Tefsirine yazdığı mukaddimede der ki:

“İlimler pek çoktur, hepsi de mühimdir. Bunların en önemlisi ise ebedi hayata ve saadete vesile olan Allah’ın kitabının ilmi olan tefsirdir. Bizzat maksut olan budur, diğer ilimler araçtır. Eskiden beri daima aklımda kemale erdiğim zaman (60 yaşlarıma vardığımda) Rabbime sığınıp nazarımı yalnız Kur’an’ın tefsire hasretmeyi düşünüyordum. Cenab-ı Hakk lütfetti ve bu isteğime erkenden nâil oldum. Şöyle ki:

‘710 yılı sonunda -ki 57 yaşında idim- Memlük Sultanı Melik Mansur (Kalavun) un kubbesinde tefsir müderrisliğine tayin olundum. Bu vesile ile bütün vaktimi tefsirimi yazmaya, öz ve saf olanı ayıklamaya yöneldim. Benden önce yazılan tefsirleri mütalaa ettim, onlardaki mufassal yazıları telhis, müşkilleri hal, mutlakları takyide çalıştım. Sonra senelerce uğraştığım ilmi mahsülümün bereketiyle Kur’an’ın icazını bilmeyi sağlayan beyan ilminin inceliklerini, uzun yıllar Arap lisanından avlayarak çıkarttığım irab ilminin garip ve derin meselelerini, Arapça, nahvi terkipler, manzum ve mensur üsluplara yıllarımı vererek kimsenin aklına gelmeyen nice garip ve latif edebiyatın inceliklerini de ilave ettim.

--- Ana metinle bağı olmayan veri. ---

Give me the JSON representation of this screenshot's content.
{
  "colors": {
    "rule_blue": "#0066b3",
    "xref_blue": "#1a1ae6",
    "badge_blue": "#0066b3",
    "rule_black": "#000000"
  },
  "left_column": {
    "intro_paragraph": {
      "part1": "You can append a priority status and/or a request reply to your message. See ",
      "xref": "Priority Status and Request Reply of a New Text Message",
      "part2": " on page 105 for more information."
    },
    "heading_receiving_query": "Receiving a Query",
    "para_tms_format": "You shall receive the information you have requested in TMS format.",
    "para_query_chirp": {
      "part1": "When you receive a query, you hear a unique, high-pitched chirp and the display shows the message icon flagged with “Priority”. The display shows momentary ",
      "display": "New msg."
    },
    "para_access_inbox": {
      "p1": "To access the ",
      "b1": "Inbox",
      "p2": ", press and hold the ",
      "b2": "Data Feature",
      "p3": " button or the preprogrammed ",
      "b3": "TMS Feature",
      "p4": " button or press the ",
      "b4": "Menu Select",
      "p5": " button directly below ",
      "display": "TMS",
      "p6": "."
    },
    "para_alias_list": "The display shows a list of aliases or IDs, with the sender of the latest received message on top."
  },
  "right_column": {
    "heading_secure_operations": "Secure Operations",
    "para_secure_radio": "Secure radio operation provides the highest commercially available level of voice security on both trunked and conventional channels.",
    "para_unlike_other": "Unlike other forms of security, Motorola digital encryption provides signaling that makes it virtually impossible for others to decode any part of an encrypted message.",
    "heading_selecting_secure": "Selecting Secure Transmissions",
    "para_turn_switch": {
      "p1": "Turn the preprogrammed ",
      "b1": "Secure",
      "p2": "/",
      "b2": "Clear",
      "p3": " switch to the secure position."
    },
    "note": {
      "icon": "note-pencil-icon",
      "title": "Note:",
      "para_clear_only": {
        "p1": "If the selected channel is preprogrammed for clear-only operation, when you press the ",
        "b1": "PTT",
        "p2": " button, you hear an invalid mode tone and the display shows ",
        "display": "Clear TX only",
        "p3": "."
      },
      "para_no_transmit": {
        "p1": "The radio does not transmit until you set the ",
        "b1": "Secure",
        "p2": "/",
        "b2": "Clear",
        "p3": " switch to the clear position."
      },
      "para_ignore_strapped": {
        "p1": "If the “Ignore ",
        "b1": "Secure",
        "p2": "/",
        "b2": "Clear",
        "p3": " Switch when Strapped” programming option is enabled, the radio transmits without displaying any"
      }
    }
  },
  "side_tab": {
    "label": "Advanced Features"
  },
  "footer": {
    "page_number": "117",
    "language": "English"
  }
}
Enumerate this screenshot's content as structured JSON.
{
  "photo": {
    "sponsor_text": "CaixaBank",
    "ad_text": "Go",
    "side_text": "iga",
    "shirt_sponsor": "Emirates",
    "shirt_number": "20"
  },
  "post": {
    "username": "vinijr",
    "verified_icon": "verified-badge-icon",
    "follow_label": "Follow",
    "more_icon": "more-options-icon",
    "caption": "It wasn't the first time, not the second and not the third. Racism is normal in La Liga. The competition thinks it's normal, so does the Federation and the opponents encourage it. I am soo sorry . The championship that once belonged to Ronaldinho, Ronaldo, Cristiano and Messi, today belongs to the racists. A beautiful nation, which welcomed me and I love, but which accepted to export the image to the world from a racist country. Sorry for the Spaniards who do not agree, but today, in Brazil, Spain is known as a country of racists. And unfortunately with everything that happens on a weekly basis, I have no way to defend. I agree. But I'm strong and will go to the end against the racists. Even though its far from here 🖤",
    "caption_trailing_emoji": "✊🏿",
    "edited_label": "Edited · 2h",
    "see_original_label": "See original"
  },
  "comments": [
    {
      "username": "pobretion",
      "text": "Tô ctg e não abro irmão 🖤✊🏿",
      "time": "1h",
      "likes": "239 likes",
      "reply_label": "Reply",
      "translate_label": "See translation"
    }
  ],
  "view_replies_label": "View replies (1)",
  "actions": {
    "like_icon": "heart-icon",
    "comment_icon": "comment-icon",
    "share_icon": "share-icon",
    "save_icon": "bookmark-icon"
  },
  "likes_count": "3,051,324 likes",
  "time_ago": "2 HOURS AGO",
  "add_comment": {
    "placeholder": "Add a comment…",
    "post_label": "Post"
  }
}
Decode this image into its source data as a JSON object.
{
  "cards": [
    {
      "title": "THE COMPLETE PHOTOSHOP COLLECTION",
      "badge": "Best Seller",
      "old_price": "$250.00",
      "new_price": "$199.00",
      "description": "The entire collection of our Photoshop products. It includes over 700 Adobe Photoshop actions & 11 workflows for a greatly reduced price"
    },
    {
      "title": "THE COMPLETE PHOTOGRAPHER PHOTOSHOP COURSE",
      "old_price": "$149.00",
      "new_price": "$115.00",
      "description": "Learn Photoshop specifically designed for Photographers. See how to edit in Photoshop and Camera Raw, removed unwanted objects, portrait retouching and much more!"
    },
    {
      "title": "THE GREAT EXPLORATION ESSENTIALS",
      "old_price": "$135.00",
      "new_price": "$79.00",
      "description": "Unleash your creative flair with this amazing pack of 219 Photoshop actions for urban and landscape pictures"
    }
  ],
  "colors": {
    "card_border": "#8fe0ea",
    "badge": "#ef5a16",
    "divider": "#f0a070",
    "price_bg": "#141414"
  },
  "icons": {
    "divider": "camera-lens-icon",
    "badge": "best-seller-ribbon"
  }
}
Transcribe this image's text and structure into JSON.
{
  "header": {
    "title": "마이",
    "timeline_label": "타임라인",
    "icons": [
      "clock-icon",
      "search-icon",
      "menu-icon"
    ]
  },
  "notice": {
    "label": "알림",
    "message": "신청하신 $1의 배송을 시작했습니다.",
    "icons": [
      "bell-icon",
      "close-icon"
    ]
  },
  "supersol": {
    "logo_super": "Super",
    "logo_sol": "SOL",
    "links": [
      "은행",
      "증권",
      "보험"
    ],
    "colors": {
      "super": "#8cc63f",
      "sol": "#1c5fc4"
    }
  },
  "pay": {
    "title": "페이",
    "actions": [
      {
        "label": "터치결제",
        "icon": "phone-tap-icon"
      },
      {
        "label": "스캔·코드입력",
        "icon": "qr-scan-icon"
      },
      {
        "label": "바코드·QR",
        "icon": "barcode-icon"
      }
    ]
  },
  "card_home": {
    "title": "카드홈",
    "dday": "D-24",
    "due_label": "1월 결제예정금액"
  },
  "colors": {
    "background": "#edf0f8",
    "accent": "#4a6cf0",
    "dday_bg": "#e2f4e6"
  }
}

Temyiz çağına girdiğim günden beri alimlere talebe olmaya, onların meclislerine katılmaya, yollarından gitmeye çalışıyorum. Nice alimlerin sadrından ilim aldım, nice ulemanın faideli bilgilerinde mürekkebimi akıttım, birçok allameye çokça ısrarda bulunup yanında öğrenmek için uzun kaldım. Bu uğurda mallarımı harcadım. Bana haset eden gözler de oldu. İlmi gündüzleri arkadaşım, geceleri de yoldaşım kıldım. İlim tahsili için nice fedâkarlıklara katlandım, aileme tercih ettim, doğu-batı bütün dünyayı dolaşıp nice âlimlerle karşılaştım ve ilimlerinden istifade ettim”

Tefsir ve Arapça

Tefsir ilmine giriş macerasını kısaca naklettiğimiz Ebû Hayyân’a (rahimehullah) göre bir kimse Arapçaya hakkıyla vakıf olursa Kur’an-ı Kerim’in manasını başkalarından rivayete ihtiyaç duymaksızın anlayabilir. Ancak bir kısım ahkâm ve meseleler itibariyle rivayete de ihtiyaç vardır.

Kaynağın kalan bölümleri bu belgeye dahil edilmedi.